Pencil and conte crayon on cartridge paper, plus watercolour wash. Bass Rock 18/06/2013
As I start to write this post, on the iPlayer, Lianne la Havas is playing Glastonbury. The camera pans across the crowd and drops down on a bloke drawing, I catch a glimpse of her body and guitar in black marker on paper. That is a moment of drawing energy.

Last week, my second day on Bass Rock, I set out to spend the first hour or so catching the movement of the birds preening, displaying and fighting. I switched between pencil and a rollerball pen on smooth paper to make those marks fast.

Here I have commented:
Quadrapeds! Using wings as legs to brace themselves on the ground to wrestle. Blood drawn. Exhausted after. Groups of up to 5 gannets join the fight, tumbling over the rocks.

It is one of the tutors, Greg, who comments on another kind of energy within the drawn page. I just spatter drawings across the paper according to where there is space but the drawings do not relate to each other.

I am still struggling to get Greg’s point. Is this energy like the organisation of frames in a graphic novel but without the sketches following a narrative? Perhaps it is similar to the organisation within technical diagrams or on a mind map: cognition expressed on paper. Perhaps this is more like poetry on paper: no overall composition in the linked sketches yet together they have a dynamic just as sounds might be linked into a whole despite not because of their meaning.
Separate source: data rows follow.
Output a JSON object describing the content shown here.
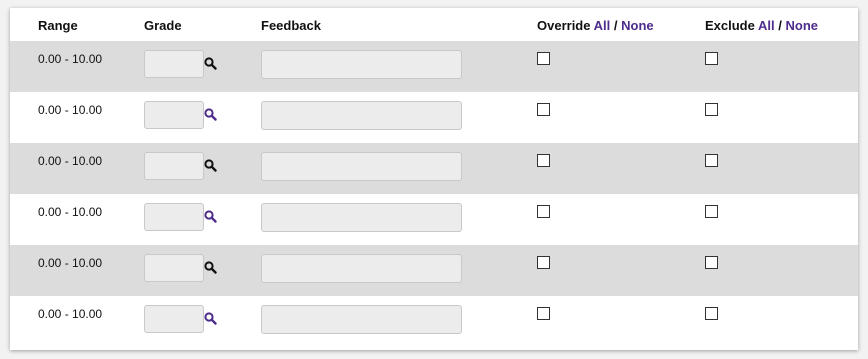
{
  "header": {
    "range": "Range",
    "grade": "Grade",
    "feedback": "Feedback",
    "override": "Override",
    "exclude": "Exclude",
    "all": "All",
    "separator": "/",
    "none": "None"
  },
  "colors": {
    "link": "#4d2c8c",
    "shaded_row": "#dcdcdc"
  },
  "rows": [
    {
      "range": "0.00 - 10.00",
      "grade": "",
      "feedback": "",
      "override": false,
      "exclude": false,
      "search_icon_color": "#111111"
    },
    {
      "range": "0.00 - 10.00",
      "grade": "",
      "feedback": "",
      "override": false,
      "exclude": false,
      "search_icon_color": "#4d2c8c"
    },
    {
      "range": "0.00 - 10.00",
      "grade": "",
      "feedback": "",
      "override": false,
      "exclude": false,
      "search_icon_color": "#111111"
    },
    {
      "range": "0.00 - 10.00",
      "grade": "",
      "feedback": "",
      "override": false,
      "exclude": false,
      "search_icon_color": "#4d2c8c"
    },
    {
      "range": "0.00 - 10.00",
      "grade": "",
      "feedback": "",
      "override": false,
      "exclude": false,
      "search_icon_color": "#111111"
    },
    {
      "range": "0.00 - 10.00",
      "grade": "",
      "feedback": "",
      "override": false,
      "exclude": false,
      "search_icon_color": "#4d2c8c"
    }
  ]
}
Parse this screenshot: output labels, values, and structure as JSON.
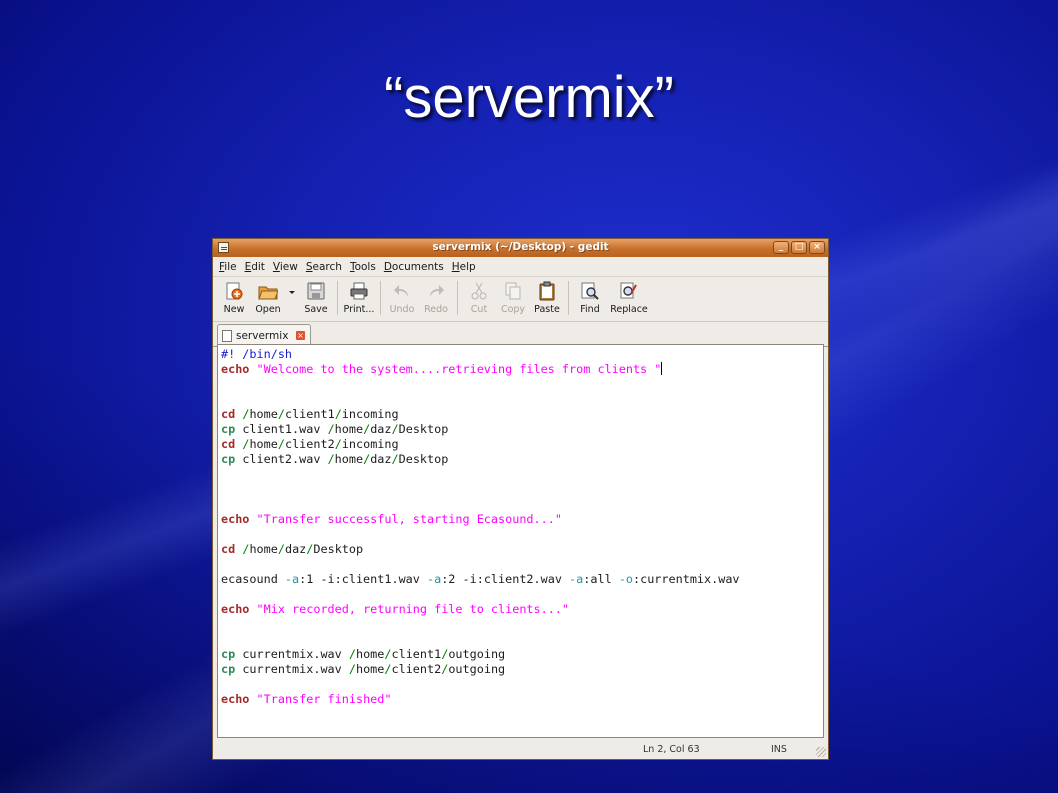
{
  "slide": {
    "title": "“servermix”"
  },
  "window": {
    "title": "servermix (~/Desktop) - gedit",
    "buttons": [
      "_",
      "□",
      "×"
    ]
  },
  "menu": [
    {
      "label": "File",
      "key": "F",
      "rest": "ile"
    },
    {
      "label": "Edit",
      "key": "E",
      "rest": "dit"
    },
    {
      "label": "View",
      "key": "V",
      "rest": "iew"
    },
    {
      "label": "Search",
      "key": "S",
      "rest": "earch"
    },
    {
      "label": "Tools",
      "key": "T",
      "rest": "ools"
    },
    {
      "label": "Documents",
      "key": "D",
      "rest": "ocuments"
    },
    {
      "label": "Help",
      "key": "H",
      "rest": "elp"
    }
  ],
  "toolbar": {
    "new": "New",
    "open": "Open",
    "save": "Save",
    "print": "Print...",
    "undo": "Undo",
    "redo": "Redo",
    "cut": "Cut",
    "copy": "Copy",
    "paste": "Paste",
    "find": "Find",
    "replace": "Replace"
  },
  "tab": {
    "label": "servermix"
  },
  "code_lines": [
    "#! /bin/sh",
    "echo \"Welcome to the system....retrieving files from clients \"",
    "",
    "",
    "cd /home/client1/incoming",
    "cp client1.wav /home/daz/Desktop",
    "cd /home/client2/incoming",
    "cp client2.wav /home/daz/Desktop",
    "",
    "",
    "",
    "echo \"Transfer successful, starting Ecasound...\"",
    "",
    "cd /home/daz/Desktop",
    "",
    "ecasound -a:1 -i:client1.wav -a:2 -i:client2.wav -a:all -o:currentmix.wav",
    "",
    "echo \"Mix recorded, returning file to clients...\"",
    "",
    "",
    "cp currentmix.wav /home/client1/outgoing",
    "cp currentmix.wav /home/client2/outgoing",
    "",
    "echo \"Transfer finished\""
  ],
  "status": {
    "position": "Ln 2, Col 63",
    "mode": "INS"
  }
}
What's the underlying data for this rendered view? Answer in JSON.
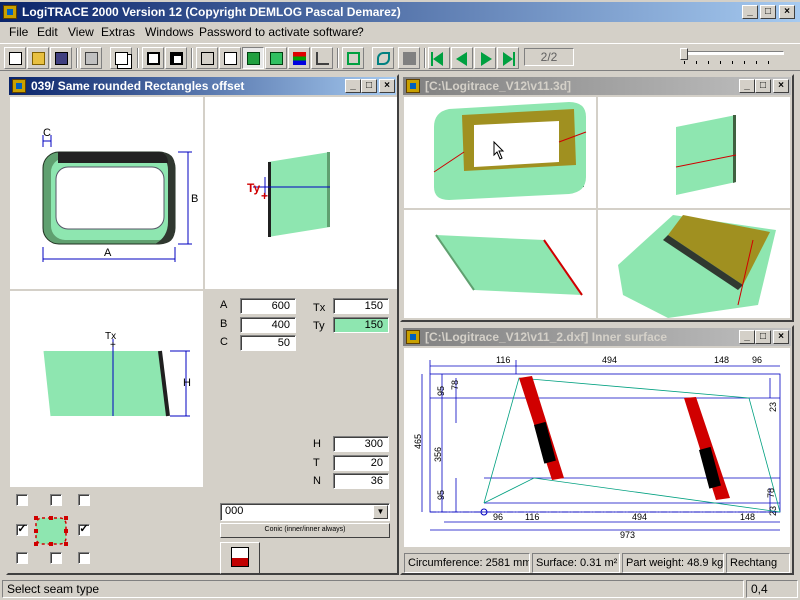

Capturing the shape of the gannet’s head.

After this was said, I began to see that others on the course were doing this as their natural way of drawing. I do not. This is another challenge.


This last painting had another energy. The wind picked up in the afternoon scattering months of fallen feathers, dust and dried guano in all directions, onto paper, into paint, into hair, clothes and mouths. Some of the texture above comes from this detritus incorporated into the washes.
The swell built below us in the Firth. After hurried mobile calls, it became clear that if we did not leave now, we would not leave that day, and even now our boat would not be able to come in to pick us up. Fortunately, the “rib” inflatable craft from the Scottish Seabird Centre was more robust. It lay lower in the water than the steps from the platform, so we each had to leap with our gear, timing this with the swell.